The girl looked anxiously from one man to the other. She was rather pale and subdued, as if life pressed hardly even upon her. "You guessed what I wouldn't let myself say in the train the other day!" she exclaimed.

"But--you _haven't_ joined, have you?"

"Not yet, or I shouldn't be here. The Salle d'Honneur is for common soldiers only when they're dead, I presume."

"But you could become an officer some day, couldn't he, father?"

"Yes," replied Colonel DeLisle. "Every soldier of the Legion has his chance. And our friend is French, I think, from what you've told me of his confidences to you. That gives an extra chance to rise.

France--rightly or wrongly, but like all mothers--favours her own sons.

Besides, he has been a soldier, which puts him at once ahead of the others."

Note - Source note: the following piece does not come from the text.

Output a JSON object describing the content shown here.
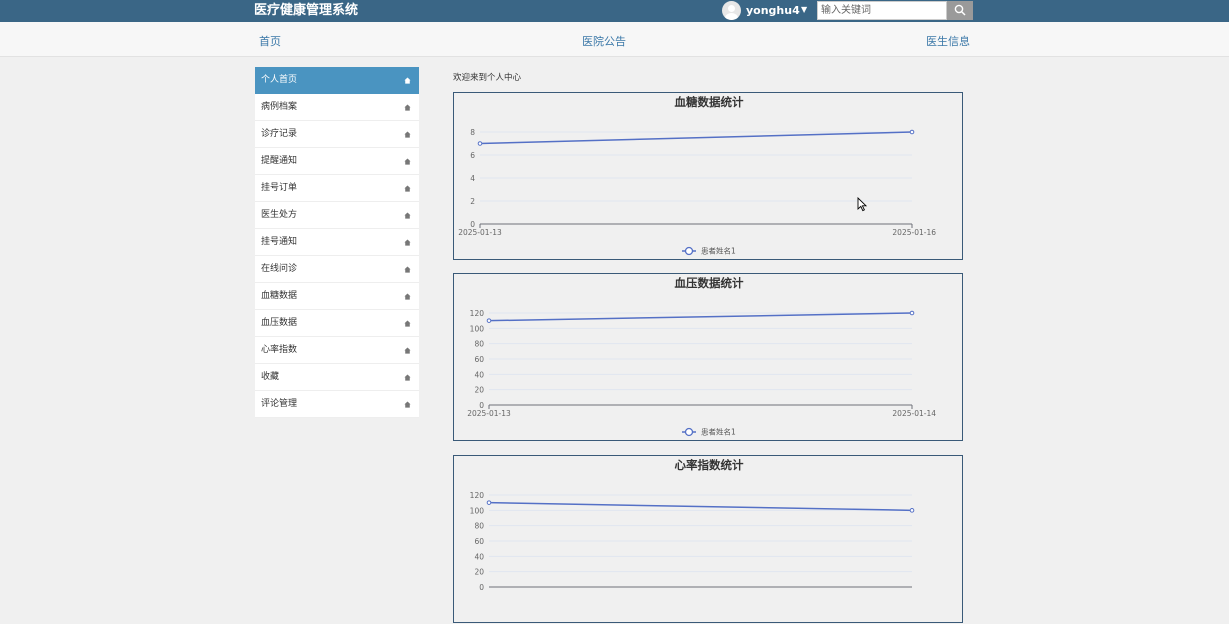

"I shouldn't trade on that! I'd rather begin on a level with other men, not ahead of them," Max said hastily. "My object would be not to teach, but to learn--to cure myself of my faults----"

The colonel drew a deep breath, like a sigh. "We do cure men sometimes, men far more desperate, men with souls far more sick than yours. There's that to be said for us."

"His soul isn't sick at all!" Sanda cried out, in defence of her friend.

"Perhaps he thinks it is." Colonel DeLisle looked at Max as he had looked after those chance words of his about a woman.

"_Do_ you think that, Mr. Doran?" the girl questioned incredulously. "I shall be disappointed if you do."

"Don't be disappointed. I do not think my soul is sick. I want to see how strong it can be, and my body, too. But you mustn't call me 'Mr.

Doran' now, please. It isn't my name any more. Colonel DeLisle, may I ask your daughter to choose a name for a new soldier of the Legion? It will be the last favour, for I understand perfectly that after I've joined the regiment, as a private soldier, you can be my friends only at heart. Socially, all intercourse must end."

"Oh, no, it wouldn't be so," Sanda cried out impulsively, though the old officer was silent. "It wouldn't, if I were not going away."

"You are going away?" Max was conscious of a faint chill. He would have found some comfort in the thought that his brave little travelling companion was near, even though he seldom saw and never spoke to her.

"Not home to the aunts! I told you I'd never go back to live with them, and my father wouldn't send me. But there's to be a long march---- Oh, have I said what I oughtn't? Why? Since he _must_ know if he joins?

Anyhow, I can't stay here many days longer--I mean, for the present. I'm to be sent to a wonderful place. It will be a great romance."

"Sanda, it is irrelevant to talk of that now," Colonel DeLisle reminded his daughter.

"Forgive me! I forgot, father. May I--name the new soldier, and wish him joy?"

DeLisle laughed rather bitterly. "'Joy' isn't precisely the word. If he hoped for it, he would soon be disillusioned. You may give him a name, if he wishes it. But let me also give him a few words of advice.

Monsieur Doran----"

"St. George!" broke in Sanda. "That is to be his name. I christen him, close to the flag. Soldier, saint, slayer of dragons." She did not add "my patron saint," but Max remembered, and was grateful.